Picketing isn’t the only way to support TUGSA

The Editorial Board urges students and graduate workers to make their own decision about how to support TUGSA amid their strike.

Updated on Jan. 14 at 2:30 p.m.

Temple University Graduate Students’ Association has been encouraging undergraduate students to support their strike by missing class and picketing at the Bell Tower every day at noon and by participating in a campus-wide student walkout on Feb. 15.

Temple hasn’t met TUGSA’s demands and revoked health benefits and tuition remission from striking union members. Tensions are rising on campus, along with the pressure to picket. 

However, Provost Gregory Mandel has warned students that skipping class and assignments or joining the walkout to support TUGSA can jeopardize their academic progress. 

The Editorial Board urges undergraduate students to participate in the graduate workers’ strike, including missing classes and assignments and walking out, if they feel passionate about TUGSA’s stance. At the same time, students shouldn’t feel pressured to boycott classes and assignments if they are not comfortable potentially impacting their education because there are other ways to show support.

Students should make their own decisions about how to support TUGSA, and it’s okay if it doesn’t involve missing class to picket.

As tuition increased this academic year during a period of rising inflation, students may find it difficult to willingly miss out on an education they are paying thousands of dollars for. 

Students valuing their time in a classroom they paid to be in does not equate to not standing with TUGSA. They can advocate for Temple to meet the union’s contract demands without risking their academic progress by picketing when they don’t have class.

Additionally, some students may have a busy work schedule or face health complications that make standing outside for an extended period of time either difficult or impossible. These students can still support TUGSA without picketing by spreading the word about the strike on social media and among friends and family, signing a petition advocating for Temple to meet the union’s demands and donating to the group’s strike fund.

The Editorial Board also urges striking union members to understand that not every TA and RA is in a position to put their benefits at risk to fight for an improved contract.

Temple estimates more than 80 percent of teaching and research assistants have chosen not to strike, but Matt Ford, TUGSA’s staff organizer and lead negotiator, believes the percentage of striking members is double the university’s estimate and growing each day.

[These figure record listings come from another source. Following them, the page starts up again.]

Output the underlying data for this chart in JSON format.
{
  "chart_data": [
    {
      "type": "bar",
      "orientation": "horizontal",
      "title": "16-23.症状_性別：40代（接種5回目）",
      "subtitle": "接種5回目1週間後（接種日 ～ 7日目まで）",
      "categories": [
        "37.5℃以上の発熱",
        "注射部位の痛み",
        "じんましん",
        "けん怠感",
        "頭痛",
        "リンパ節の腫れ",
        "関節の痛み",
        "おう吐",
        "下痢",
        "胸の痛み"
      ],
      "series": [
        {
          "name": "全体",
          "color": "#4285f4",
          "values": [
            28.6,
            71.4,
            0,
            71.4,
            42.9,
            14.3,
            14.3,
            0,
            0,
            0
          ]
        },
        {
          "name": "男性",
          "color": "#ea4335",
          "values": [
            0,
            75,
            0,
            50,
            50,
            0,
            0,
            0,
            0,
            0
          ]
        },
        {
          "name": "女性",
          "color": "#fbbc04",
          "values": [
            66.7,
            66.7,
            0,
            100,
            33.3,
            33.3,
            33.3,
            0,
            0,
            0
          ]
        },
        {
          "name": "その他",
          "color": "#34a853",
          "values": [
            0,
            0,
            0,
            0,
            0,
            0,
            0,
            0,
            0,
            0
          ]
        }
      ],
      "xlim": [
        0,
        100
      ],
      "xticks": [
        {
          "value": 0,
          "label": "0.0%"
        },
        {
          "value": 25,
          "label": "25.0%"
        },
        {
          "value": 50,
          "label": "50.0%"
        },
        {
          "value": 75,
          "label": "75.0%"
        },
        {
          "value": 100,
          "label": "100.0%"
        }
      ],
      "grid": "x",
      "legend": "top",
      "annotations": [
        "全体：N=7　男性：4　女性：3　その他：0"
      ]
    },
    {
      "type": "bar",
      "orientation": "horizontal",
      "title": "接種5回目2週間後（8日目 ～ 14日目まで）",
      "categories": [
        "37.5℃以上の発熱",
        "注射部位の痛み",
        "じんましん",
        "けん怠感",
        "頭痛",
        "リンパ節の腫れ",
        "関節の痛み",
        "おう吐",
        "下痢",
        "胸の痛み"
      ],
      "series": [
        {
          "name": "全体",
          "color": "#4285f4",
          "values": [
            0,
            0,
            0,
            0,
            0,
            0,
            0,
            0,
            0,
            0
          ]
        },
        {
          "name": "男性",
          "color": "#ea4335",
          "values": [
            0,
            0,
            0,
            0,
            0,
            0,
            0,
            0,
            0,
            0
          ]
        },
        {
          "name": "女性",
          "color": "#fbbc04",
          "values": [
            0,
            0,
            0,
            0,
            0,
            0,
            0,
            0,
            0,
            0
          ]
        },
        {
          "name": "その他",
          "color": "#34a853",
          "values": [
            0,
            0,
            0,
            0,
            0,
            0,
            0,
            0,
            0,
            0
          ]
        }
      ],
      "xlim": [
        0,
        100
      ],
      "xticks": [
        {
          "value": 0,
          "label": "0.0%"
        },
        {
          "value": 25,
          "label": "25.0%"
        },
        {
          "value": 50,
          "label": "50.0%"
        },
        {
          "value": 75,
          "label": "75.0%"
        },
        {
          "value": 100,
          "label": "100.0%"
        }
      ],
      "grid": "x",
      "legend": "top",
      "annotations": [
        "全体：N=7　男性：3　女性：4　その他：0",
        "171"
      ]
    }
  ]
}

Not every graduate worker has the privilege to sacrifice their benefits. Losing benefits can cause significant financial and basic needs concerns for graduate workers, so striking could be an immense risk for some union members, especially international graduate workers whose student visas could potentially face complications.

When TUGSA members are fighting for basic needs, they should understand that many members don’t have the financial means and support to strike.

Students and graduate workers who feel passionate about the strike should participate in all ways that they can, but others who are not comfortable missing out on their education or benefits shouldn’t feel pressured to do the same.

CORRECTION: A previous version of this story provided an inaccurate estimate of the number of TUGSA union members Temple University believes have chosen not to strike.